Ein besserer Ansatz für deine Fotografie ist: Mach einfach. Klingt stumpf, wirkt aber. Nimm dir ein Beispiel an den Studenten, die jede Woche ein neues Foto gemacht haben – ganz egal, ob es perfekt war oder nicht. Am Ende waren genau diese Leute die, die am meisten gelernt haben. Und die besseren Bilder gemacht haben. Nicht, weil sie mehr Talent hatten, sondern weil sie einfach öfter losgezogen sind.
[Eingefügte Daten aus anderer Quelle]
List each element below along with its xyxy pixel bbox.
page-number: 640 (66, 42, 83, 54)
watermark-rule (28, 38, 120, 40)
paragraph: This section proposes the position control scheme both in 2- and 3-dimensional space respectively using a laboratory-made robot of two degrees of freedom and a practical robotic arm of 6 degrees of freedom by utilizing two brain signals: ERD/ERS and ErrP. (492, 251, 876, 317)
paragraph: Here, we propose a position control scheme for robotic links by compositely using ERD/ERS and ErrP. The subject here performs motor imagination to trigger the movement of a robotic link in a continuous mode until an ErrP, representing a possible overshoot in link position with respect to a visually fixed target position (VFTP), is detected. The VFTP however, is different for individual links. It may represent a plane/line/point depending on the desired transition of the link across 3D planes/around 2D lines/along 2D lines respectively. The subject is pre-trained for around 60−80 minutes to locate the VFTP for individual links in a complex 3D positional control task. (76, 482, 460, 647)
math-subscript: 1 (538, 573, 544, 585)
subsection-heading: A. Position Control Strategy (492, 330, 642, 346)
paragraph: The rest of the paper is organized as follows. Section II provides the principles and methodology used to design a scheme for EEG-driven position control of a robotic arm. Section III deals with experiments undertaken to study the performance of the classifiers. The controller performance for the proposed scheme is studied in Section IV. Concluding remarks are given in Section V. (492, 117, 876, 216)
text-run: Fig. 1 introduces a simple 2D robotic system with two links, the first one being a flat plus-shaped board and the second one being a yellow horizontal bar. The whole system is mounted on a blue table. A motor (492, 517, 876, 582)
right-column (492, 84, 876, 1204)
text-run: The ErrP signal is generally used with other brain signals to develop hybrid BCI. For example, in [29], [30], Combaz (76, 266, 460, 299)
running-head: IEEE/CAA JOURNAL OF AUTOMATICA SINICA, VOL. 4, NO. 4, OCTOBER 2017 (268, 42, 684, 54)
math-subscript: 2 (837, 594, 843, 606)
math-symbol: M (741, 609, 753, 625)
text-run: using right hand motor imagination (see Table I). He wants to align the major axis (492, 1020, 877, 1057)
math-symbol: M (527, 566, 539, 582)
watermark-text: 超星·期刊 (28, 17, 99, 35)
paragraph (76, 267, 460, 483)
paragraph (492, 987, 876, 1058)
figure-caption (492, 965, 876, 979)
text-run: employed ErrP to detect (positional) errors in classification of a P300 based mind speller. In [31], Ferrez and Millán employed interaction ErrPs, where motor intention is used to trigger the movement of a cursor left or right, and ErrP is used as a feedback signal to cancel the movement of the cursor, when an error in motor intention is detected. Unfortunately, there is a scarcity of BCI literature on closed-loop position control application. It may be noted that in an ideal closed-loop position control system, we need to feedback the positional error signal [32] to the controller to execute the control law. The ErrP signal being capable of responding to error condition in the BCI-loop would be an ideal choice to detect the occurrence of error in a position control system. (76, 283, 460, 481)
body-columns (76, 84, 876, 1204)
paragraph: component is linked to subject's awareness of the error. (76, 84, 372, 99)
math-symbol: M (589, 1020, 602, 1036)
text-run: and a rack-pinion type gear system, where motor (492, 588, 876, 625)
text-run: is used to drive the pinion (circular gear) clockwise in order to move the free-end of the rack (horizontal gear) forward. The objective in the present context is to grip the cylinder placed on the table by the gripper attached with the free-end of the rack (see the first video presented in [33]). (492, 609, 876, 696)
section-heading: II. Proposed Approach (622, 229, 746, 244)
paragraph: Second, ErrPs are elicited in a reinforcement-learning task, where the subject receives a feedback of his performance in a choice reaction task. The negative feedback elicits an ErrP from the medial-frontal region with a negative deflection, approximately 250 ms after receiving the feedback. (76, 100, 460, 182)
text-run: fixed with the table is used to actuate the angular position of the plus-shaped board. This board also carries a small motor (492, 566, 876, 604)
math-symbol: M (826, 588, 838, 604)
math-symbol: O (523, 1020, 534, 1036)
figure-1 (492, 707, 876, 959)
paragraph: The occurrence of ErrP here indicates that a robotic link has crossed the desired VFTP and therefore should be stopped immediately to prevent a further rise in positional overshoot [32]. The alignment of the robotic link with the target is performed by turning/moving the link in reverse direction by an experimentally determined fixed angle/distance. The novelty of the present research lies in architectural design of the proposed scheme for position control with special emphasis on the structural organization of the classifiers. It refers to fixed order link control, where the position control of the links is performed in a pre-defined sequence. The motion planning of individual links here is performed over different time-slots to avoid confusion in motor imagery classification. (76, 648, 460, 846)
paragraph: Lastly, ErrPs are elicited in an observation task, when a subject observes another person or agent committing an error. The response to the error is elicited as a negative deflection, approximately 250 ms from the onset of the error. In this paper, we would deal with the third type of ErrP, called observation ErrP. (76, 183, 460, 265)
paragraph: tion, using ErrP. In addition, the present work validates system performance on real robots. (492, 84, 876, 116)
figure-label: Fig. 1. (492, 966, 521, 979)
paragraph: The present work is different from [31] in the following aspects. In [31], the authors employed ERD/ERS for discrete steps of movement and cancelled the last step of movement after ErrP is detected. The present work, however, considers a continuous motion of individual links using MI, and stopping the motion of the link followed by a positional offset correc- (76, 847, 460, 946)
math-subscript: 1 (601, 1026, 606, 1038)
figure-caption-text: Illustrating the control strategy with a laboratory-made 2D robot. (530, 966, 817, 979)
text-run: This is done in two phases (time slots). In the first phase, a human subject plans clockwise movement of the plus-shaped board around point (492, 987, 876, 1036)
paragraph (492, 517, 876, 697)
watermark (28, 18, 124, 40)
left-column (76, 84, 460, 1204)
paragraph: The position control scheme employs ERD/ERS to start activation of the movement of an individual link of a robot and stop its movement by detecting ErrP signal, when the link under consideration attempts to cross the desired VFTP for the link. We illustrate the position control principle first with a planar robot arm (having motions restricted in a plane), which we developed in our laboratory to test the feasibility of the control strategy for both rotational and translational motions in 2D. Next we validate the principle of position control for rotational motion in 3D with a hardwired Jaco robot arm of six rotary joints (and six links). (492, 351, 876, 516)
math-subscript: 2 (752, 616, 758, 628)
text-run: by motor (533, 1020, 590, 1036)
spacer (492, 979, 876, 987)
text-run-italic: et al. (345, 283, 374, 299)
Wenn du merkst, dass dein Kopf wieder mit Ausreden um die Ecke kommt („Nicht das richtige Licht“, „Ich bin nicht inspiriert“, „Ich brauch erst ein besseres Objektiv“), sag dir einfach: „Mach einfach.“ Kein großes Drama. Kein langes Nachdenken. Einfach loslegen.

Wenn dir das zu vage ist, dann hilft dir vielleicht der Trick mit der kleinsten möglichen Aktion. Also: Was ist der allerkleinste Schritt, den du jetzt tun kannst, um in Bewegung zu kommen? Kamera in die Hand nehmen? Ein Bild aus dem Archiv öffnen? Fünf Minuten spazieren gehen mit der Kamera in der Tasche? Zack, Aktion gestartet. Und wenn du einmal angefangen hast, läuft’s teilweise ganz von allein weiter.

Aber – und das ist wichtig – übertreib’s nicht. Klar, dranbleiben ist gut. Aber wenn du dich jeden Tag zwingst, Fotos zu machen, obwohl du eigentlich komplett durch bist, dann fühlt sich das Ganze schnell wie Hausaufgaben an. Das habe ich z.B. in meiner Challenge mit “30 Tage, 30 Fotorunden” gemerkt. Das es sich irgendwann wie Arbeit angefühlt hat. Und Fotografie soll dir doch Spaß machen, oder?

Deshalb: Wenn du mal null Bock hast – kein Problem. Dann mach eben nix. Atme durch. Sammle neue Ideen. Hauptsache, du kommst irgendwann wieder ins Tun, bevor aus einem Tag Pause ein ganzer Monat wird.

Du musst nicht perfekt sein. Du musst nicht jeden Tag liefern. Du musst einfach nur öfter machen als zweifeln. Und dann wächst du automatisch. Nicht auf Knopfdruck – aber Schritt für Schritt. Und das reicht völlig.